Kusum quelled his frustration. The Ceremony of Offering was not going well. It was taking twice as long as usual. He needed the Mother here to lead her younglings.

Where was she?

The Westphalen child was quiet, her upper arm trapped in the grip of his right hand, her big frightened questioning eyes staring up at him. He could not meet the gaze of those eyes for long—they looked to him for succor and he had nothing to offer but death. She didn't know what was going on between him and the rakoshi, did not comprehend the meaning of the ceremony in which the one about to die was offered up in the name of Kali on behalf of the beloved Ajit and Rupobati, dead since the last century.

Tonight was an especially important ceremony, for it was to be the last of its kind—forever. There would be no more Westphalens after tonight. Ajit and Rupobati would finally be avenged.

As the ceremony finally approached its climax, Kusum sensed a disturbance in the forward hold—the nursery, as it were—off to his right. He was glad to see one of the female rakoshi turn and go down the passage. He hadn't wanted to interrupt the nearly stagnant flow of the ceremony at this point to send one of them to investigate.

He tightened his grip on the child's arm as he raised his voice for the final invocation. It was almost over… almost over at last…

Suddenly the eyes of the rakoshi were no longer on him. They began to hiss and roar as their attention was drawn to his right. Kusum glanced over and watched in shock as a screaming horde of immature rakoshi poured into the hold from the nursery, followed by a fully grown rakosh, its body completely aflame. It tumbled in and collapsed on the floor near the elevator platform.

And behind it, striding down the dark passage like the avatar of a vengeful god, came Jack.

Kusum felt his world constrict around him, closing in on his throat, choking off his air.

Jack… here… alive! Impossible!

That could only mean that the Mother was dead! But how? How could a single puny human defeat the Mother? And how had Jack found him here? What sort of a man was this?

Or was he a man at all? He was more like an irresistible preternatural force. It was as if the gods had sent him to test Kusum.

The child began struggling in his grasp, screaming, "Jack! Jack!"

32

Jack froze in disbelief at the sound of that familiar little voice crying his name. And then he saw her.

"Vicky!"

She was alive! Still alive! Jack felt tears pushing at his eyes. For a second he could see only Vicky, then he saw that Kusum held her by the arm.

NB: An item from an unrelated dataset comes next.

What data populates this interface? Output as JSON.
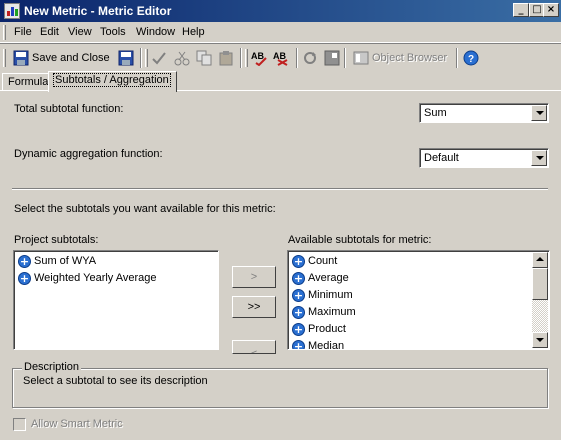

As Jack moved forward, Kusum pulled the squirming child in front of him as a shield.

"Stay calm, Vicks!" he called to her. "I'll get you home soon."

And he would. He swore to the god he had long ago ceased to believe in that he would see Vicky to safety. If she had stayed alive this long, he would take her the rest of the way. If he couldn't fix this, then all his years as Repairman Jack had been for nothing. There was no client here—this was for himself.

Jack glanced into the hold. The crowded rakoshi were oblivious to him; their only concern was the burning rakosh on the floor and their master on the platform. Jack returned his attention to Vicky. As he stepped out of the passage he failed to notice a rakosh pressed against the wall to his right until he brushed by him. The creature hissed and flailed out wildly with its talons. Jack ducked and fired the flamethrower in a wide arc, catching the outflung arm of the attacking rakosh and moving the stream out into the crowd.